Bandarlampung (ANTARA News) - Gubernur Lampung Sjachroedin ZP di hadapan ribuan warga Mesuji dengan tegas mengingatkan bahwa Lampung jangan dibuat rusuh menyusul pemberitaan mengenai pembantaian massal yang dilaporkan oleh sekelompok orang kepada Komisi III DPR RI beberapa waktu lalu.

"Tidak ada itu pembantaian massal di Lampung yang dilaporkan sejumlah oknum ke DPR itu," kata dia, di Bandarlampung, Kamis.

Ia menyatakan kegeramannya terhadap oknum yang melaporkan adanya pembantaian massal tersebut karena mereka telah merusak citra Lampung terutama terkait investasi di daerah itu.

Menurutnya, mereka itu merupakan provokator sehingga perlu diperiksa oleh pihak berwenang.

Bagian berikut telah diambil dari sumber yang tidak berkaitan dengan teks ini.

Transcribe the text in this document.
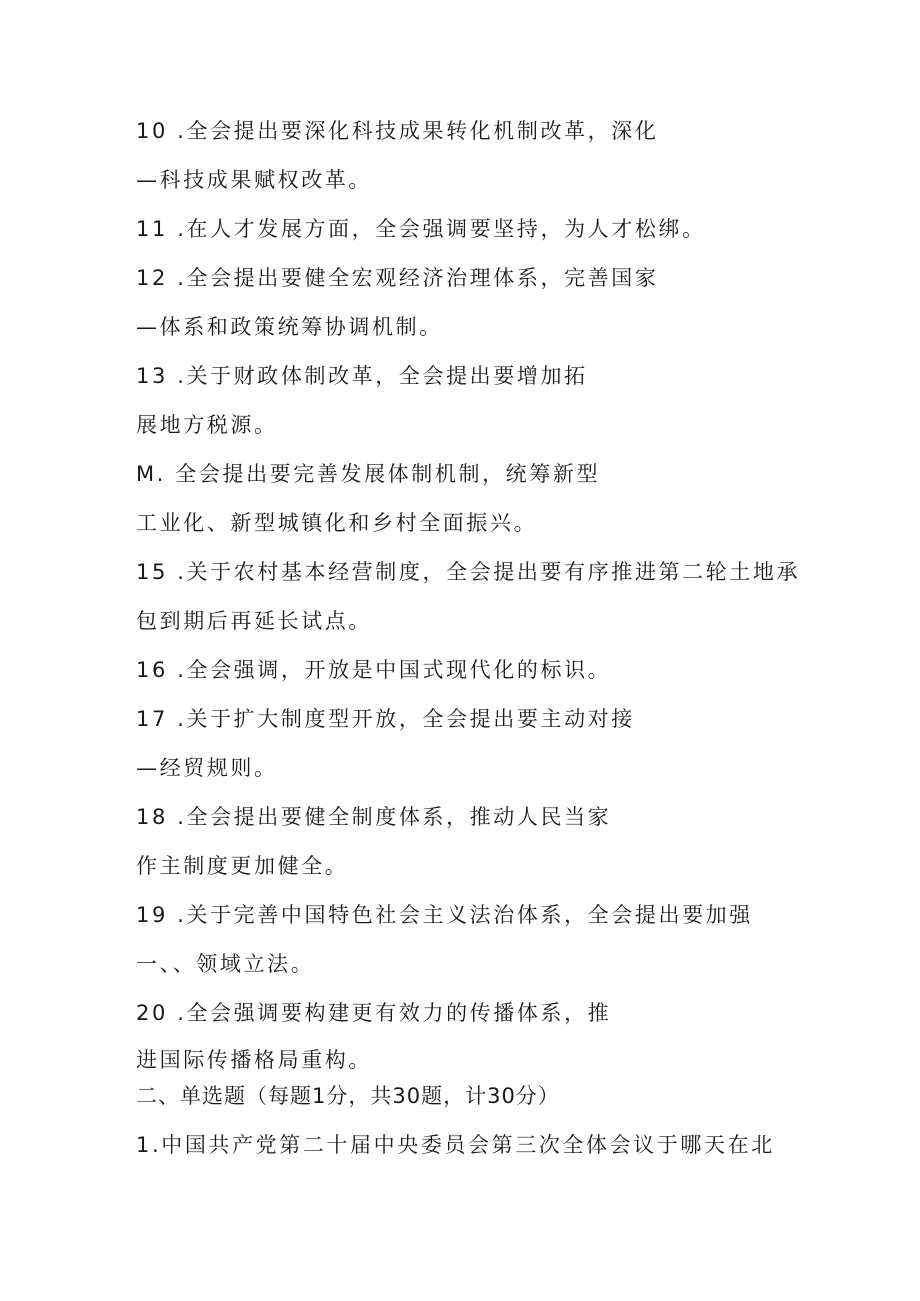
10 .全会提出要深化科技成果转化机制改革，深化
—科技成果赋权改革。
11 .在人才发展方面，全会强调要坚持，为人才松绑。
12 .全会提出要健全宏观经济治理体系，完善国家
—体系和政策统筹协调机制。
13 .关于财政体制改革，全会提出要增加拓
展地方税源。
M. 全会提出要完善发展体制机制，统筹新型
工业化、新型城镇化和乡村全面振兴。
15 .关于农村基本经营制度，全会提出要有序推进第二轮土地承
包到期后再延长试点。
16 .全会强调，开放是中国式现代化的标识。
17 .关于扩大制度型开放，全会提出要主动对接
—经贸规则。
18 .全会提出要健全制度体系，推动人民当家
作主制度更加健全。
19 .关于完善中国特色社会主义法治体系，全会提出要加强
一、、领域立法。
20 .全会强调要构建更有效力的传播体系，推
进国际传播格局重构。
二、单选题（每题1分，共30题，计30分）
1.中国共产党第二十届中央委员会第三次全体会议于哪天在北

Selain itu, oknum yang menjual lahan register 45 di Mesuji kepada warga juga harus ditangkap dan diadili karena itu merupakan tindakan ilegal.

Terkait bentrokan antara warga dengan petugas keamanan PT BSMI di Mesuji yang menyebabkan dua korban jiwa dan beberapa diantaranya luka-luka, Gubernur Lampung mengatakan, perlu adanya penyidikan insentif terhadap kasus tersebut.

Menurut dia, polisi pada saat itu tengah mengamankan aksi unjuk rasa ribuan warga terkait konflik lahan antara perusahaan dengan penduduk setempat. "Polisi juga rakyat biasa, mereka bertugas untuk menjaga keamanan dan jika warga anarkis, mereka dapat melakukan upaya pencegahan."

Ia dalam kesempatan itu meminta polisi bertindak tegas dan melakukan inventarisasi berapa banyak warga yang masuk kawasan register dengan cara membayar.

"Selidiki dan cari oknum yang memperjualbelikan kawasan register tersebut," jelasnya.

Disisi lain ia mengaku kecewa terhadap penyelesaian konflik agraria di Kabupaten Mesuji, Lampung.

"Untuk apa ada Bupati, untuk apa ada Gubernur, jika semua permasalah daerah penanganannya diambil alih Pemerintah Pusat," kata Sjachroedin ZP.

Menurut dia, pemerintah daerah sudah mencarikan solusi dengan program transmigrasi bagi sebagian warga yang menduduki lahan Register 45 Mesuji.

"Tapi kalau semua warga pendatang mengklaim lahan itu adalah milik pribadi, sementara itu merupakan lahan register, bagaimana mungkin pemerintah akan memberikan lahan pada penduduk yang tidak jelas asal usulnya," kata dia.